Kommende Woche schickt sich Red Bull Salzburg an, zum zweiten Mal in die Königsklasse einzuziehen. Man hat sich in Europa einen Namen als Talenteschmiede gemacht. Das gilt aber nur bedingt.

+ + 90minuten.at Exklusiv + + Ein Faktencheck von Georg Sander

 

Der 'FC Salzburg' gilt in Europa als einer der besten Spielerausbildner. Die eigene Elf aber besteht eher aus zugekauften Spielern, wie eine Analyse der Einsatzzeiten der Jahre seit dem Youth League-Sieg 2016/17 zeigt. Ausgangspunkt der Recherche ist der Ligastart am vergangenen Samstag. Beim Auswärtsspiel in Wolfsberg war unter den elf Kickern der Startelf mit Mërgim Berisha nämlich nur ein Einziger, der wirklich das Prädikat "ausgebildet bei Red Bull Salzburg" verdient.

 

Was wurde aus den Youth League-Siegern

Blicken wir ein wenig zurück: Der Youth League-Sieg 2016/17 unter Marco Rose ist schon lang genug her, um eine Bilanz über das Fortkommen der Jungbullen von Damals zu ziehen. Vor drei Jahren wie am Samstag im Einsatz: Mërgim Berisha. Bartłomiej Żynel – Gideon Mensah, Igor Julio dos Santos de Paulo, Luca Meisl, Sandro Ingolitsch – Philipp Sturm (68. Alexander Schmidt), Nico Gorzel, Amadou Haidara – Nicolas Meister (55. Patson Daka), Hannes Wolf (90.+6' Bojan Lugonja), und eben Berisha. Das war die Startelf des Youth League-Finales in Nyon im Sommer 2017, als das Trainerteam rund um Marco Rose den Bullennachwuchs zurm Titel der Junioren-Champions-League coachte.

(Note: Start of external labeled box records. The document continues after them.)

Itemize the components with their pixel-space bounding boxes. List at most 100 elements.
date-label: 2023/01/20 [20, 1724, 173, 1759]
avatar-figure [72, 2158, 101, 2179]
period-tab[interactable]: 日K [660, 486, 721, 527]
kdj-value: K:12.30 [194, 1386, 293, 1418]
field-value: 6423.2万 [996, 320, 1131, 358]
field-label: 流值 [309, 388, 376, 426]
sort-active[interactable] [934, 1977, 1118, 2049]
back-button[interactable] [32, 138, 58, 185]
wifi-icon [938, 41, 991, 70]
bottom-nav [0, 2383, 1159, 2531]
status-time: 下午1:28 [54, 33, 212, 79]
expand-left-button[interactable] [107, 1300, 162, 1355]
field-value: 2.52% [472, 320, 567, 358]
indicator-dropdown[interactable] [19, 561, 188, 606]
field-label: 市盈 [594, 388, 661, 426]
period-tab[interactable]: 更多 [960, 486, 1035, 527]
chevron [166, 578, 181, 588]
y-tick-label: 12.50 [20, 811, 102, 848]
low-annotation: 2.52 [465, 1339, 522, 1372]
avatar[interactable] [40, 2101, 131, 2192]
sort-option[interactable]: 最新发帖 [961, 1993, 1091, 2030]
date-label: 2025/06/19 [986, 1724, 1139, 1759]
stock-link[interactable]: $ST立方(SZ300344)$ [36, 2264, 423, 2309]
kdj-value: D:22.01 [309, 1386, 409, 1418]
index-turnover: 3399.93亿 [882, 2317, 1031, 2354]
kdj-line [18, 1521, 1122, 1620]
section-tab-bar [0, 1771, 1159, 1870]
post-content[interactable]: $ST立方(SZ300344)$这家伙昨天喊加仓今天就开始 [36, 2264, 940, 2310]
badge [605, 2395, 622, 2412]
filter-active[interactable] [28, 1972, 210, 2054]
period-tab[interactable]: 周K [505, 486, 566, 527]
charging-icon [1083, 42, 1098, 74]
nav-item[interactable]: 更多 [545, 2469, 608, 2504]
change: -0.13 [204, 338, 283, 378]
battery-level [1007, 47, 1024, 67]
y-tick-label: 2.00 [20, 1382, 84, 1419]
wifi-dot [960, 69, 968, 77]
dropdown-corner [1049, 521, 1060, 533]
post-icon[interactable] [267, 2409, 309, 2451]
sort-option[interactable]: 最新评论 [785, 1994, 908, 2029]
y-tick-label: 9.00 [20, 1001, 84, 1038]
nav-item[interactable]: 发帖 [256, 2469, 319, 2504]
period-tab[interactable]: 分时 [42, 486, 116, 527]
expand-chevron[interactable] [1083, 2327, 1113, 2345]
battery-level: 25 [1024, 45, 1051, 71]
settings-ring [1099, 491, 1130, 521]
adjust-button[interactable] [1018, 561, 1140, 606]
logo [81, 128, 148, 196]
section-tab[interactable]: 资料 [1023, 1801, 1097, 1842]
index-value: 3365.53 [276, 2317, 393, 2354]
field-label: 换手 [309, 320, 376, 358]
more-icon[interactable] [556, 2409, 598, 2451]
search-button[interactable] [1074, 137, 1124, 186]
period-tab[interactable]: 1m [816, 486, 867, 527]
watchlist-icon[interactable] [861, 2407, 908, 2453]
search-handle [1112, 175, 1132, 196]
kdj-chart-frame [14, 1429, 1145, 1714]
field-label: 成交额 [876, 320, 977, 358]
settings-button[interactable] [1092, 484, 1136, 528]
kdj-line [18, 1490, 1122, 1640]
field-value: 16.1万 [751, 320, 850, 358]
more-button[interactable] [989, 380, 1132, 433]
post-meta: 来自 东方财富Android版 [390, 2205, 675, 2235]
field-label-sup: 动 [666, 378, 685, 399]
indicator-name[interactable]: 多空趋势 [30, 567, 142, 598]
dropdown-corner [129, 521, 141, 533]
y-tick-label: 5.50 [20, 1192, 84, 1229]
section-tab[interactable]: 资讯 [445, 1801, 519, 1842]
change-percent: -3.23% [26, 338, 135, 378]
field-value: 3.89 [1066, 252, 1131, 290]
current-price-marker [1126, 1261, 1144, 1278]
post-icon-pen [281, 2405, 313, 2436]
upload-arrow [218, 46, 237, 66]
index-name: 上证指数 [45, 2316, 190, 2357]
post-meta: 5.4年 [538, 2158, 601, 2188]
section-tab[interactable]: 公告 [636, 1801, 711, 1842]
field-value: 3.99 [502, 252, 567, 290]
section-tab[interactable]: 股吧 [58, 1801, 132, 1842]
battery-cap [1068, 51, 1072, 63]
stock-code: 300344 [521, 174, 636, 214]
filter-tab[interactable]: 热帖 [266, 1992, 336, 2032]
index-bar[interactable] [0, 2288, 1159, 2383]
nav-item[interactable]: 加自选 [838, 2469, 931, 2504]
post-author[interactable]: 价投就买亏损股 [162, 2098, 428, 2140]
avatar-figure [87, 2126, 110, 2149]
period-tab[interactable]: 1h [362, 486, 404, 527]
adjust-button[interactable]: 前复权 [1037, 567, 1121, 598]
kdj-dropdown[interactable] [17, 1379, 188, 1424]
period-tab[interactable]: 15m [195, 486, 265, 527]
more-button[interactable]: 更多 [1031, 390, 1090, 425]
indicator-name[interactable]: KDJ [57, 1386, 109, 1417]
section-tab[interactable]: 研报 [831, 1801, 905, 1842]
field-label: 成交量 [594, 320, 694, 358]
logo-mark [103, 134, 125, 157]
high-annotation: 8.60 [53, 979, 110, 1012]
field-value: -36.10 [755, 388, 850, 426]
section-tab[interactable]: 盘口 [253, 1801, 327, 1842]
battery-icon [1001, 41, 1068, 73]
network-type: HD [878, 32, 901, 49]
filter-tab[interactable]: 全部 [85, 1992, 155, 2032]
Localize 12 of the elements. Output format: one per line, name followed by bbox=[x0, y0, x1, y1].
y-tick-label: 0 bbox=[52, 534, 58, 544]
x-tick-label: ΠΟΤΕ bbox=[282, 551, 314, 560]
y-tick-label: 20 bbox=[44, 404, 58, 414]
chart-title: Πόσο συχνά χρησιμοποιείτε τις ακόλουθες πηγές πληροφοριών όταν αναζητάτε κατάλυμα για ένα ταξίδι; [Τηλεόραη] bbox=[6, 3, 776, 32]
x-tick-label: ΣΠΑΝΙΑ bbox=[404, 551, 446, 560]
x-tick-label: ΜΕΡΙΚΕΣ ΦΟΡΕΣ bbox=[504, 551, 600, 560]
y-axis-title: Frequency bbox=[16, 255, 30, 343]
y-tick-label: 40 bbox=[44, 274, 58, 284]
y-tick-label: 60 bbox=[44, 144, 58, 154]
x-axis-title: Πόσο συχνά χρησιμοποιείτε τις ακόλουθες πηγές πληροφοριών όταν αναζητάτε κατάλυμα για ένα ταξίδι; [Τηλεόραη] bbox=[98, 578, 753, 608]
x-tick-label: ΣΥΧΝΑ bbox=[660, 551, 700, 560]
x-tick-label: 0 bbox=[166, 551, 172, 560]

Berisha ist noch da, Patson Daka wohl nicht mehr allzu lange, Hannes Wolf schaffte wie Amadou Haidara den Sprung nach Deutschland. Wolf kam zur U16 der Bullen, Berisha kickte bereits in der Jugend dort. Die anderen haben den Serienmeister verlassen. Kein großes Ding, möchte man meinen. Wenn aus einem Jahrgang vier Spieler aus dem Nachwuchs später einschlagen, dann ist das ein guter Schnitt. Auch, dass es zwei aus dem eigenen Nachwuchs waren.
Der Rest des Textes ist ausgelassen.